PM Jacinda Ardern defends climate spending after attack from National, ACT

The Prime Minister is defending her Government's climate spending after it was attacked by both National and ACT over the weekend. 

Jacinda Ardern told AM on Monday lowering emissions is incredibly important especially as more communities are affected by adverse weather events. 

It comes after the National Party accused the Government of spending half a billion dollars more than Treasury advised on climate change projects. 

National's finance spokesperson Nicola Willis accused the Government of blowing cash on what she said are low-value climate change projects, like helping dairy and meat processing plants transition away from coal boilers

Meanwhile, the ACT Party is criticising the Government's efforts to encourage EV uptake, saying the scheme doesn't justify the price tag.

ACT took particular issue with the Government's plan to help lower and middle-income families into cleaner cars, which the Party's climate change spokesperson Simon Court labelled "a cash for clunkers boondoggle".

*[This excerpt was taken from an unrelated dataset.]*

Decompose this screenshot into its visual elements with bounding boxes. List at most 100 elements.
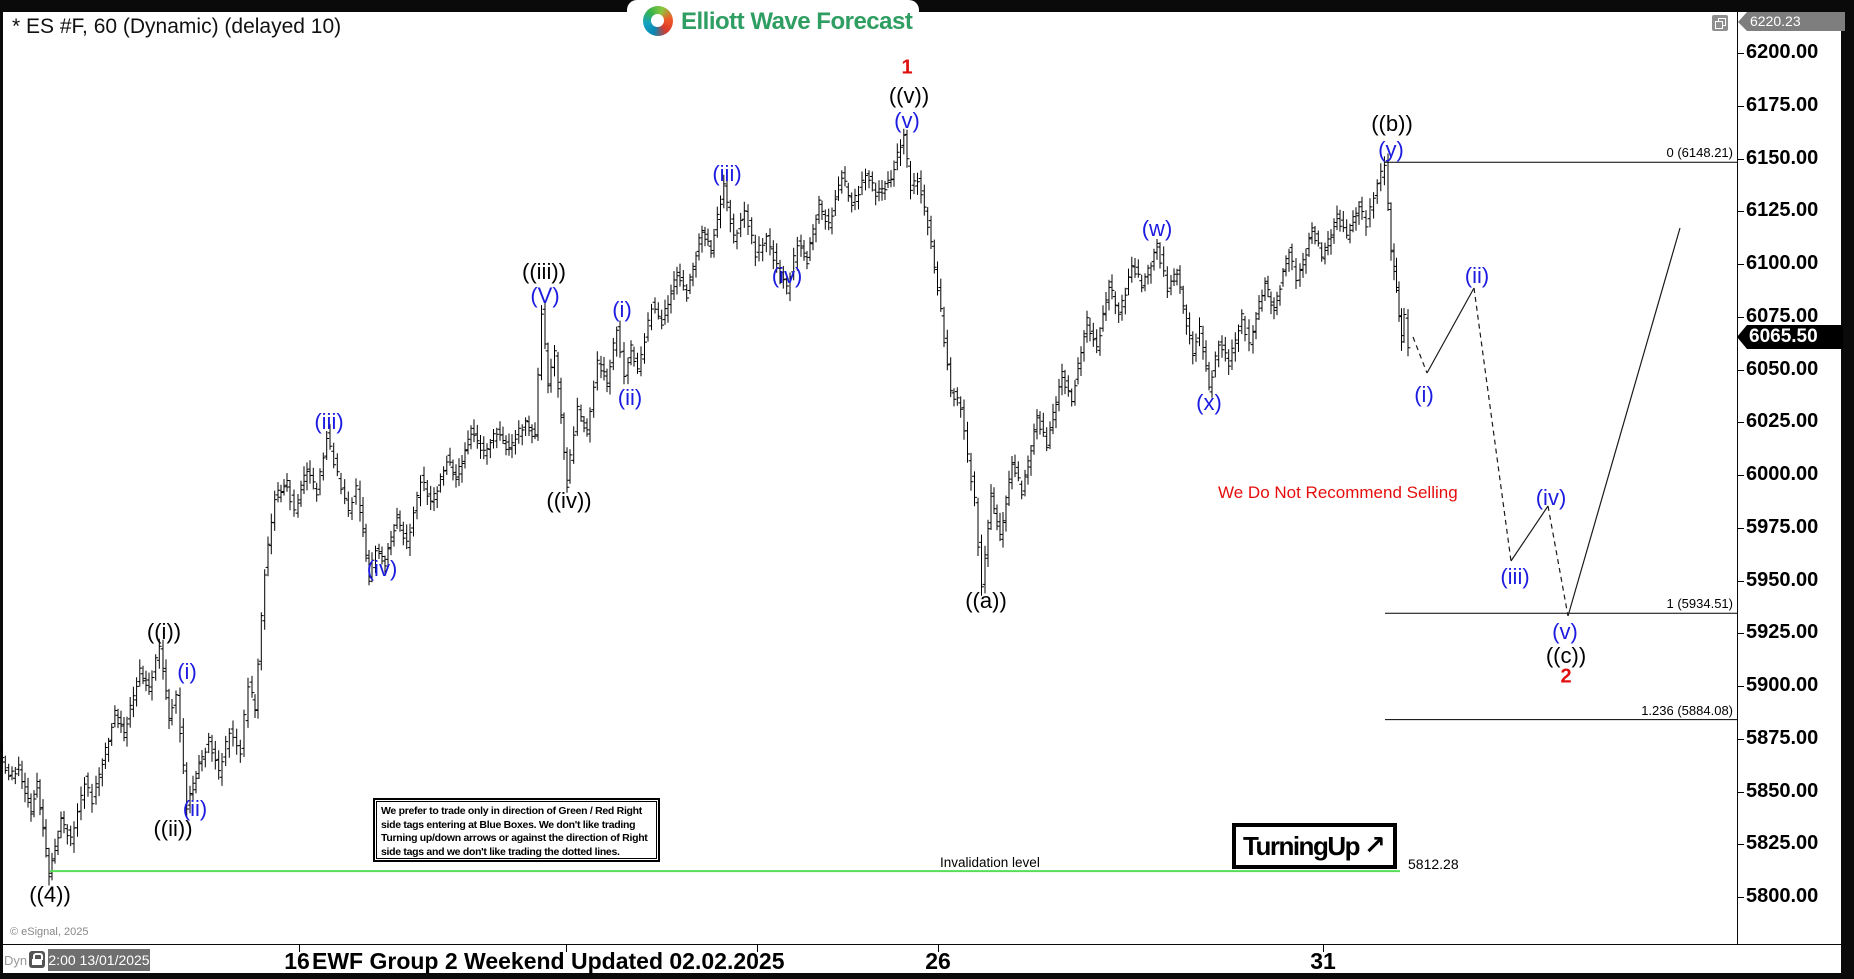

Starting with a trial of 2500 vehicles, these will be scrapped in return for cash for an electric or hybrid vehicle. It'll cost $569 million over four years.

Over the first two years, it'll cut emissions by 500 tonnes of CO2 if 10 percent of eligible people take up the scheme, or up to 4500 tonnes if all eligible people take it up.

For context, a typical passenger vehicle emits about 4.6 tonnes of CO2 a year.

Despite the criticism, Prime Minister Jacinda Ardern defended her policy on Monday telling AM co-host Ryan Bridge incentivising EV uptake will help build a second-hand market in New Zealand and make the vehicles more accessible. 

Ardern also pointed out the scheme was partially funded by levies on high-emitting cars.

"ACT's view is that… for all of your emissions reductions, you just let the Emissions Trading Scheme do the job. So you let the price of carbon basically do all of the heavy lifting. 

"The problem with that is that means, for instance, the price you will be paying at the pump would go up significantly but without you necessarily having the ability to transition into some of those lower emission options because the price point might be out of reach," she told Bridge. 

"You might have enough to weekly just cover the costs, those growing costs at the pump but you might not have the ability to switch over to a lower emission vehicle."

Ardern said the scheme will help speed up the country's transition to low-emitting cars which is vital in combating climate change. 

"The point here I would make is that some parties in Parliament actually don't think that we need to go that fast. I would challenge them to go and visit those areas that have had significant weather events this winter season. We are seeing one in 100-year events repeatedly now, we have to make sure we are doing our bit. "

ACT and the National Party are of the view that polluters should pay through the emissions trading scheme and that's enough. On the other hand, Labour thinks they need to go further. 

The Government's Finance Minister Grant Robertson and Climate Change Minister James Sha also both defended their policies over the weekend, saying combating climate change is a necessity.  

"This Government takes very seriously our obligations to reduce emissions and meet the goals of the Zero Carbon Act," Robertson said.